<!--
%\VignetteEngine{simplermarkdown::mdweave_to_html}
%\VignetteIndexEntry{Introduction to synthesizer}
-->

---
title: Introduction to `synthesizer`
author: Mark P.J. van der Loo
css: "style.css"
---

Package version `packageVersion("synthesizer")`{.R}. 

Use `citation('synthesizer')` to cite the package.

## Introduction

`synthetiser` is an R package for quickly and easily synthesizing data.
It also provides a few basic functions based on pMSE to measure some
utility of the synthesized data.

The package supports numerical, categorical/ordinal, and mixed data and also
correctly takes account of missing values.

At the moment the method used seems promising but we are working on
investigating where the method shines and where it fails. So we have no
guarantees yet on utility, privacy, and so on. Having said that, our
preliminary results are promising, and using the package is very easy.


## Installation

The latest CRAN release can be installed as follows.
```
install.packages("synthesizer")
```
Next, the package can be loaded. You can use `packageVersion` (from base R) to
check which version you have installed.
```{#load_package .R}
library(synthesizer)
# check the package version
packageVersion("synthesizer")
```

## A first example

We will use the `iris` dataset, that is built into R.

```{#load_chickweight .R}
data(iris)
head(iris)
```

Creating a synthetic version of this dataset is easy.

```{#synthesize_iris .R}
set.seed(1)
synth_iris <- synthesize(iris)
```

To compare the datasets we can make some side-by-side scatterplots.

```{#plot .R  fun=output_figure name="test" caption="Original and Synthesized Iris" device="png" width=800 height=400}
oldpar <- par(mfrow=c(1,2))
plot(Sepal.Length ~ Petal.Length, data=iris, col=iris$Species, pch=16,las=1,xlim=c(0,7),ylim=c(4,8),main="Original")
legend("topleft",legend=levels(iris$Species),col=1:3,pch=16,bty="n")
plot(Sepal.Length ~ Petal.Length, data=synth_iris, col=iris$Species,pch=16,las=1,xlim=c(0,7),ylim=c(4,8),main="Synthesized")
legend("topleft",legend=levels(iris$Species),col=1:3,pch=16,bty="n")
par(oldpar)
```


By default, `synthesize` will return a dataset of the same size as the input dataset.
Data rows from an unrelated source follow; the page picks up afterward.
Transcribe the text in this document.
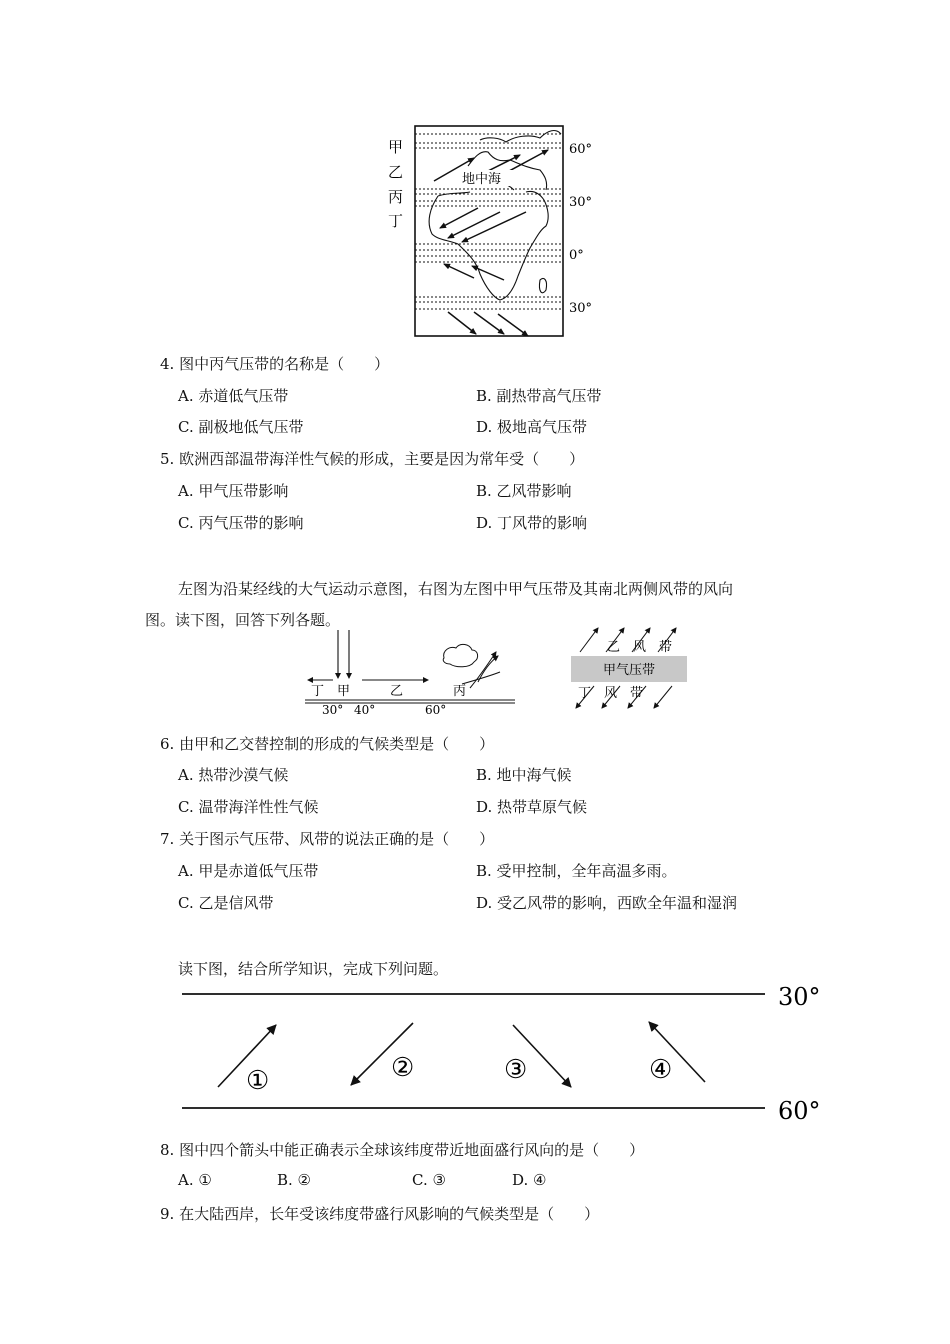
地中海
甲
乙
丙
丁
60°
30°
0°
30°
4. 图中丙气压带的名称是（　　）
A. 赤道低气压带	B. 副热带高气压带
C. 副极地低气压带	D. 极地高气压带
5. 欧洲西部温带海洋性气候的形成，主要是因为常年受（　　）
A. 甲气压带影响	B. 乙风带影响
C. 丙气压带的影响	D. 丁风带的影响
左图为沿某经线的大气运动示意图，右图为左图中甲气压带及其南北两侧风带的风向
图。读下图，回答下列各题。
丁 甲	乙	丙
30° 40°	60°
乙　风　带
甲气压带
丁　风　带
6. 由甲和乙交替控制的形成的气候类型是（　　）
A. 热带沙漠气候	B. 地中海气候
C. 温带海洋性性气候	D. 热带草原气候
7. 关于图示气压带、风带的说法正确的是（　　）
A. 甲是赤道低气压带	B. 受甲控制，全年高温多雨。
C. 乙是信风带	D. 受乙风带的影响，西欧全年温和湿润
读下图，结合所学知识，完成下列问题。
30°
60°
①	②	③	④
8. 图中四个箭头中能正确表示全球该纬度带近地面盛行风向的是（　　）
A. ①	B. ②	C. ③	D. ④
9. 在大陆西岸，长年受该纬度带盛行风影响的气候类型是（　　）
However it is
possible to ask for any number of records.

```{#synthesize_more .R}
more_synth <- synthesize(iris, n=250)
dim(more_synth)
```

## Checking quality

The pMSE method is a popular way of measuring the quality of a dataset. The idea is to 
train a model to predict whether a record is synthetic or not. The worse a model can
do that, the better a synthic data instance resembles the real data. The value scales
between 0 and 0.25 (if the synthetic and real datasets have the same number of records).
Smaller is better.

```{#pMSE .R}
pmse(synth=synth_iris, real=iris)
```


## How it works


Synthetic data is prepared as follows.

Given an original dataset with $n$ records:

1. For each numeric variable in the dataset, determine the empirical inverse
   cumulative density function (ECDF), and use linear interpolation to interpolate
   between the data points. The observed minimum and maximum are also the minimum
   and maximum of the synthetic univariate distribution. Sample $n$ values using
   inverse transform sampling with the linear interpolated inverse ECDF. 
   Missing values are taken into account by sampling them proportional to their
   occurrence.
2. For each categorical or logical variable, sample $n$ values with replacement.
3. Reorder the synthetic dataset such that the rank order combinations of the synthetic
   data match those of the original dataset. 

If less than $m<n$ records are needed, sample $m$ records uniformly from the dataset just created.
If $m>n$ records are needed, create $\lceil m/n\rceil$ synthetic datasets of size $m$ and sample
uniformly $m$ records from the combined data sets.